Antilengua
Publicado el 12/03/2023 a las 08:06
El prefijo “trans” aporta, a cualquier palabra de que se trate, la acepción de “al otro lado” que, si se aplica al lenguaje inclusivo, significa “cambio de estado” o “condición”. Esa manera de hablar, en la que tal término cambia de categoría y adquiere el valor de adjetivo se halla, pese a su extemporáneo lanzamiento político, en sus inicios y, por lo tanto, carece de finura léxica y de otros recursos heredados del griego y latín, los cuales darían mayor relieve a la idea de igualdad, junto con el rigor, buen gusto y voluntad del estilo de los mayores escritores.
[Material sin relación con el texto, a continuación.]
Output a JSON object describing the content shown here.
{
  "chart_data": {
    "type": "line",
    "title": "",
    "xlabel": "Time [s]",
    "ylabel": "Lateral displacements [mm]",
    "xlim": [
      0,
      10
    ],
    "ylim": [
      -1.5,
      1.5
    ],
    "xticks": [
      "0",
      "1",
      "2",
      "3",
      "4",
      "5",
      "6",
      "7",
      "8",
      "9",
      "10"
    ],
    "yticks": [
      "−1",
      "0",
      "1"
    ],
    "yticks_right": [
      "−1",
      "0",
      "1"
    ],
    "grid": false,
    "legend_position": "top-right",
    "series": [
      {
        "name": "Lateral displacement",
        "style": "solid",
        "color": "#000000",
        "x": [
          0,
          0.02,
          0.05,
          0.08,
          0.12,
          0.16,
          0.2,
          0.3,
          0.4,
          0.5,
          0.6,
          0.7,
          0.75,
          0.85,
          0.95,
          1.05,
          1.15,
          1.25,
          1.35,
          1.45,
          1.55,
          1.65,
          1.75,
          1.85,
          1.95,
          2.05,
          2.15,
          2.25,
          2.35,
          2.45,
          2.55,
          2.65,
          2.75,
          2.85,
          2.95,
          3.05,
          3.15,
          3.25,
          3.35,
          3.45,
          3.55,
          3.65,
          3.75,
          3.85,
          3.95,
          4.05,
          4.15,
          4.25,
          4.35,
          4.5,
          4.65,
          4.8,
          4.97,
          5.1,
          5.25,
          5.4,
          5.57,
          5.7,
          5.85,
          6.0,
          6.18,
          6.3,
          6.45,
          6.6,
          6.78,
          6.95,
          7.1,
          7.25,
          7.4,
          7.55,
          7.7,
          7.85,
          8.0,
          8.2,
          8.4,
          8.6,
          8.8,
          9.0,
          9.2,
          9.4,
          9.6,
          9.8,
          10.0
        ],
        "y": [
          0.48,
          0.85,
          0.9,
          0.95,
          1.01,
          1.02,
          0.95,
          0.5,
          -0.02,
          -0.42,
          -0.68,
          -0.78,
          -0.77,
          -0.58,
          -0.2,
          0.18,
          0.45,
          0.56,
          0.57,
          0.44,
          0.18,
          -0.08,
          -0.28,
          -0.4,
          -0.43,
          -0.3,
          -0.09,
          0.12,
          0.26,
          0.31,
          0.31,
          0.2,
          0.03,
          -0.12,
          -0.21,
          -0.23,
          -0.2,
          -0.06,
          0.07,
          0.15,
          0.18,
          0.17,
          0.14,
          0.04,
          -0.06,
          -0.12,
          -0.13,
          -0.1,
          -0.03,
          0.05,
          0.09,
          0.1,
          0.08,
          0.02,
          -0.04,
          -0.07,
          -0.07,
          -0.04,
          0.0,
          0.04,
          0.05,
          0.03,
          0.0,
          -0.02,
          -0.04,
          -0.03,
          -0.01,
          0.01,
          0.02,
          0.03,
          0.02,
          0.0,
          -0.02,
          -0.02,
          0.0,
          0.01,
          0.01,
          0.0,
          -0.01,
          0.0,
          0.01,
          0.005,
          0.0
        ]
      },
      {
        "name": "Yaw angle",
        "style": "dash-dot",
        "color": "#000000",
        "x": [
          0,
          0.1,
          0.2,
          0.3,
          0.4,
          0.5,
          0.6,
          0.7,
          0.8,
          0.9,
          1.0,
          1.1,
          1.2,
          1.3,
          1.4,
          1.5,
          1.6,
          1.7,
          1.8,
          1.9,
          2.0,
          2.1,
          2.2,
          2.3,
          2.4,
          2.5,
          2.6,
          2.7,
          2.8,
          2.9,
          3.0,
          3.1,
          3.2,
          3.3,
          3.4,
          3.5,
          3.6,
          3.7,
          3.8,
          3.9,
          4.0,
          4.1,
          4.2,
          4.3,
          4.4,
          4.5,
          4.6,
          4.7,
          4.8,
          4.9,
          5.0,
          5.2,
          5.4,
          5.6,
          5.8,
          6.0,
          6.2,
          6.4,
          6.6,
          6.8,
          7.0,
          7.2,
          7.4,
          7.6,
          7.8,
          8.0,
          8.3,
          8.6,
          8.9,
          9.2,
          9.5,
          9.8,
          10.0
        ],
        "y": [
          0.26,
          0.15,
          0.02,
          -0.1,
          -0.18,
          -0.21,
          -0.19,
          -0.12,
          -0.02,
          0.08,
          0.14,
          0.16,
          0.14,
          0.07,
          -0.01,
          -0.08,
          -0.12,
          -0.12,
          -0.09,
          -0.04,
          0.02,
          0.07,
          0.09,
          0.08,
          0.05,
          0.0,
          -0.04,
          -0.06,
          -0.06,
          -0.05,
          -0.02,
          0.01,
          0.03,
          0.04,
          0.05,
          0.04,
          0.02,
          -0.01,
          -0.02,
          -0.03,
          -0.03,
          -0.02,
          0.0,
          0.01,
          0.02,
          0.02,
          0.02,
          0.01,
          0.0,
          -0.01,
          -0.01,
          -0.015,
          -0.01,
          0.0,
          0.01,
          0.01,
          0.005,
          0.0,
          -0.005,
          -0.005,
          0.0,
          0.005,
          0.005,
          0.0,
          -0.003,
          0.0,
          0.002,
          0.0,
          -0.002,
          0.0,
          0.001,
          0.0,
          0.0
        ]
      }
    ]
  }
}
En cambio, si tales formas de expresión se ejercen sin asesoramiento de especialistas, dan lugar a un lenguaje alternativo de palabras trabadas sin acierto, que convierten nuestro rico y expresivo idioma en un discurso impracticable de habladuría hecha sin el menor cuidado. Por lo que, llegado el caso y, ante la doble posibilidad de verme obligado a decir o escribir “la culebra-macho” o “el culebro”, me decidiría siempre por la primera opción, según dispone la RAE. Por el contrario, la elaboración de un modo de locución elegante y preciso, acorde con la igualdad genérica del mundo real, exige un alto nivel de preparación, imparcialidad, madurez y adiestramiento en el manejo de reglas gramaticales genuinas, aplicadas con cuidado y sin aceleración; justo lo contrario de lo que, al parecer, se está haciendo ahora, si tomamos en cuenta el proverbio burlón de Horacio: “Parturiunt montes, nascetur ridiculus mus”, (“paren los montes, nacerá un ridículo ratón”); o más bien: resultados ínfimos, después de pomposos anuncios.